Posted on:2001-04-22Degree:Ph.DType:Dissertation
University:The Pennsylvania State UniversityCandidate:Heinz, Karen RFull Text:PDF
GTID:1467390014954973Subject:Mathematics Education
Abstract/Summary:
The purpose of this study was to investigate and characterize conceptions of ratio underlying preservice and practicing teachers' approaches to (ratio) tasks and to explore and identify how those conceptions of ratio are related developmentally. I conducted a retrospective analysis of a 20-week whole-class teaching experiment in which the goal was to promote students' conceptions of ratio. I analyzed the videotapes and full transcripts of those classes, students' solutions to a written pretest, and students' journals.;I formulated a construct-the identical groups conception-as a way to characterize the conception of ratio that seemed to be underlying the students' work.
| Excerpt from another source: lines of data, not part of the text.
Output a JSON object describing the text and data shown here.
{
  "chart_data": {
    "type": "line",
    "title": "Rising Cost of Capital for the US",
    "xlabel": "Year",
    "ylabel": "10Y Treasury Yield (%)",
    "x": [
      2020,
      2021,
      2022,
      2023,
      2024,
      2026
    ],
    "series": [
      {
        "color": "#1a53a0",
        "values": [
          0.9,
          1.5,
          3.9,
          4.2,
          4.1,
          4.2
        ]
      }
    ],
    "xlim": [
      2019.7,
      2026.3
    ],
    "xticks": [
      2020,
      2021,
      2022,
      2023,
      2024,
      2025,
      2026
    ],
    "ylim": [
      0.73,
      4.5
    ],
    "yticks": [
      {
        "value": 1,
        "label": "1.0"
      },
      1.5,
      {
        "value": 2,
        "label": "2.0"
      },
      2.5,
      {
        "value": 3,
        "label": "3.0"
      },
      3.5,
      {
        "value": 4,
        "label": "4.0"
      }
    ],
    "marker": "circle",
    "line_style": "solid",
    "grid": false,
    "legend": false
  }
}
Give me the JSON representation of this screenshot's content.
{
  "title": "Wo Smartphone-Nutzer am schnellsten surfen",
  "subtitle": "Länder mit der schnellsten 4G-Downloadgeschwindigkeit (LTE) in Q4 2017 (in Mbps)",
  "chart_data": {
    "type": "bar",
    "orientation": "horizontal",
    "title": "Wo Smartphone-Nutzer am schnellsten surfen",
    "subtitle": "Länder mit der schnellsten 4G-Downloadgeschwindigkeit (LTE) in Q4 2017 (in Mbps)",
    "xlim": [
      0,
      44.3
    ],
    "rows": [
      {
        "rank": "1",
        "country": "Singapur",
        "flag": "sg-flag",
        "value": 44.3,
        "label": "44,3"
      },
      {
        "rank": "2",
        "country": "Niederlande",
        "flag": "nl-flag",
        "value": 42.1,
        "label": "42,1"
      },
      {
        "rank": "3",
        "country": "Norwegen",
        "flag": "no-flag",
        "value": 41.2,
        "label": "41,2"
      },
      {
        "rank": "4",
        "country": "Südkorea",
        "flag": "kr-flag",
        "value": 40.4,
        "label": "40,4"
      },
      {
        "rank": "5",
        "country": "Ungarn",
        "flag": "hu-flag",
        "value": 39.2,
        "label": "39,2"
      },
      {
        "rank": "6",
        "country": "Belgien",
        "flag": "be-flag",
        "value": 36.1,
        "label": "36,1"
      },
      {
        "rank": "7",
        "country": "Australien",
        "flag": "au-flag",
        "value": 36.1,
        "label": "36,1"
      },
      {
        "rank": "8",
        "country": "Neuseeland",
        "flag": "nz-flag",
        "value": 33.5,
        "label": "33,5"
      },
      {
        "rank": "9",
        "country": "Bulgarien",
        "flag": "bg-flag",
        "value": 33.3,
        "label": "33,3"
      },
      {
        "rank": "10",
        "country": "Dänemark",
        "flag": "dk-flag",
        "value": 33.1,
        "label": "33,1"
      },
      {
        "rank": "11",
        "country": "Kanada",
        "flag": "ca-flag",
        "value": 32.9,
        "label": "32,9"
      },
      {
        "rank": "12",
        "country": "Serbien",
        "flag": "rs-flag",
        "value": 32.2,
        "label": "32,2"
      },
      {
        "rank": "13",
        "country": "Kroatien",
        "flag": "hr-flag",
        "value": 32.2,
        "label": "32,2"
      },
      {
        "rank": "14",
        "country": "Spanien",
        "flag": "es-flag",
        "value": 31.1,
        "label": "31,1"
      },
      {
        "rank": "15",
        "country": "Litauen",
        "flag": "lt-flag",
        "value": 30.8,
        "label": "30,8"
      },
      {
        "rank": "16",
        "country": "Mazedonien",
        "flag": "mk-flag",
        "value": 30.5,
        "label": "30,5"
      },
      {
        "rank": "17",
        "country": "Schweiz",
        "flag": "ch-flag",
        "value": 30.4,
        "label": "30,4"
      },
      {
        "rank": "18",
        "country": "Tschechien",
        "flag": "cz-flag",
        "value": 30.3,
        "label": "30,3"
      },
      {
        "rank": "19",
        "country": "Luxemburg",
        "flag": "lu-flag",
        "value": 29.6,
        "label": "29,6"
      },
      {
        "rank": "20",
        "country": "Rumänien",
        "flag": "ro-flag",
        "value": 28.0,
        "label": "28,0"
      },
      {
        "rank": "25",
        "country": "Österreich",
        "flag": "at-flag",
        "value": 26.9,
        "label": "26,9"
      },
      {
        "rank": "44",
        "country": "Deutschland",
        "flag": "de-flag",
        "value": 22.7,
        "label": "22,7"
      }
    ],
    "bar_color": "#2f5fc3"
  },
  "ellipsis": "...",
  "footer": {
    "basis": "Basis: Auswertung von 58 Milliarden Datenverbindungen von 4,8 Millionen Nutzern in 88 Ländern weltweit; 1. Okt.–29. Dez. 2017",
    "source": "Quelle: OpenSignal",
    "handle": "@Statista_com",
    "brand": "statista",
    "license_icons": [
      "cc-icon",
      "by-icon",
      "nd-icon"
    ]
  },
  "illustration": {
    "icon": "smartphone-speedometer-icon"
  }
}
Students with an identical groups conception understand that (a) in some situations the quality of interest is created by associating (grouping) two quantities, (b) the quality of interest as determined by the particular amounts of those two quantities remains invariant when that original group is partitioned into identical groups or when groups identical to that original group are accumulated, and (c) ratio is the mathematical model that labels and organizes that system of identical groups. The identical groups conception is a limited conception because not all ratio situations conform to the identical groups structure and hence the identical groups scheme is not triggered by all ratio tasks. Therefore, at this point in development, students still use the incorrect addition strategy to solve (ratio) tasks that do not trigger one of the schemes (e.g., partitive division, part-whole, identical groups) that students do have available.;I contrasted the identical groups conception with a more advanced conception---the conception of ratio as a quantity. The development of a conception of ratio as a quantity supersedes the identical groups conception. The defining characteristic of a conception of ratio as a quantity is the understanding that a ratio is an intensive quantity---a single quantity that measures the multiplicative relationship between two quantities rather than an amount. That is, a ratio is a measure of relative size. This conception of ratio as a measure of relative size enables students to appropriately differentiate between additive and multiplicative situations.